Capturing a memory to miss an experience

January 30, 2023

For the past few years my list of New Year’s resolutions has had at least one goal of taking more pictures, however this year one of my new year’s resolutions is to take less.

For the longest time I’ve had this strange urge to photograph pretty much everything I do. As a kid I rationalized, if I didn’t have hundreds of photos of my friends I didn’t actually have very many, and if I didn’t have photographic evidence of all the interesting things I did, they weren’t that interesting. I think my former mindset is a pressure shared by many people, especially in the social media age.

I think to a certain extent we all feel some type of pressure to photographically prove our lives are interesting and fun, which I’m beginning to realize is quite idiotic.

In 2022 I went to more concerts than I had ever before. Looking back, I spent way too much of those concerts in pursuit of capturing a perfect picture of the artist performing, and recording all my favorite songs, instead of enjoying my favorite artists perform in front of me. There would be times I’d catch myself watching the concert through my phone instead of watching it live. Which is a pattern I know I’m not alone in. Every concert I attended I was surrounded by people who had their cameras out just as long, if not longer, than I did. I used to rationalize taking so many pictures by telling myself it was a way for me to look back and remember the joy I had felt at that moment – however, I can confidently say, aside from scrolling through my camera roll post-concert, I have not gone back to look at those pictures since.
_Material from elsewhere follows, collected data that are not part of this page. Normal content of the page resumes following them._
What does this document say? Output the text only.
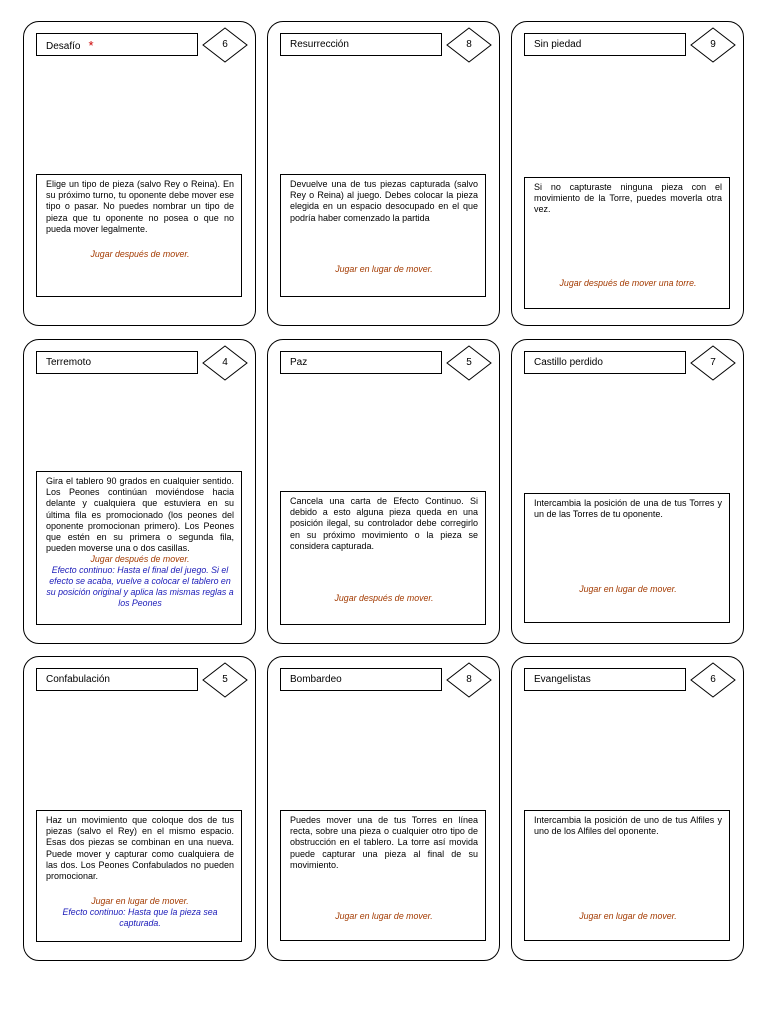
Desafío *	6

Elige un tipo de pieza (salvo Rey o Reina). En su próximo turno, tu oponente debe mover ese tipo o pasar. No puedes nombrar un tipo de pieza que tu oponente no posea o que no pueda mover legalmente.

Jugar después de mover.

Resurrección	8

Devuelve una de tus piezas capturada (salvo Rey o Reina) al juego. Debes colocar la pieza elegida en un espacio desocupado en el que podría haber comenzado la partida

Jugar en lugar de mover.

Sin piedad	9

Si no capturaste ninguna pieza con el movimiento de la Torre, puedes moverla otra vez.

Jugar después de mover una torre.

Terremoto	4

Gira el tablero 90 grados en cualquier sentido. Los Peones continúan moviéndose hacia delante y cualquiera que estuviera en su última fila es promocionado (los peones del oponente promocionan primero). Los Peones que estén en su primera o segunda fila, pueden moverse una o dos casillas.

Jugar después de mover.

Efecto continuo: Hasta el final del juego. Si el efecto se acaba, vuelve a colocar el tablero en su posición original y aplica las mismas reglas a los Peones

Paz	5

Cancela una carta de Efecto Continuo. Si debido a esto alguna pieza queda en una posición ilegal, su controlador debe corregirlo en su próximo movimiento o la pieza se considera capturada.

Jugar después de mover.

Castillo perdido	7

Intercambia la posición de una de tus Torres y un de las Torres de tu oponente.

Jugar en lugar de mover.

Confabulación	5

Haz un movimiento que coloque dos de tus piezas (salvo el Rey) en el mismo espacio. Esas dos piezas se combinan en una nueva. Puede mover y capturar como cualquiera de las dos. Los Peones Confabulados no pueden promocionar.

Jugar en lugar de mover.

Efecto continuo: Hasta que la pieza sea capturada.

Bombardeo	8

Puedes mover una de tus Torres en línea recta, sobre una pieza o cualquier otro tipo de obstrucción en el tablero. La torre así movida puede capturar una pieza al final de su movimiento.

Jugar en lugar de mover.

Evangelistas	6

Intercambia la posición de uno de tus Alfiles y uno de los Alfiles del oponente.

Jugar en lugar de mover.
I’m officially in my second semester of senior year, and this school year especially I’ve felt an added pressure to capture every moment possible. To a certain extent I feel like every football game, sleepover, or coffee date is quickly coming to an end. I feel like I need photographic proof it those moments happened, so I can look back on it and remember what this year felt like, 20 years down the road. However, lately I’ve begun to wonder if because I spend so much time taking pictures of what’s happening around me, to a certain extent, I forget to enjoy it.

I’m beginning to realize there’s something beautiful about having moments, unique to your own memory. Movements that didn’t necessarily get photographed, but moments that are none the less meaningful, and memorable.

Don’t get me wrong, I still love capturing candid moments of my close friends and family, and documenting all the events in my life that make the current moment unique, but in 2023 I hope to spend less time looking at life behind a lens and actually enjoying what’s happening around me. No singular picture is going to capture exactly what you were feeling at a given moment, and your enjoyment of said movement is seriously diminished if you’re spending it trying to take a picture to remember it than just simply enjoying it.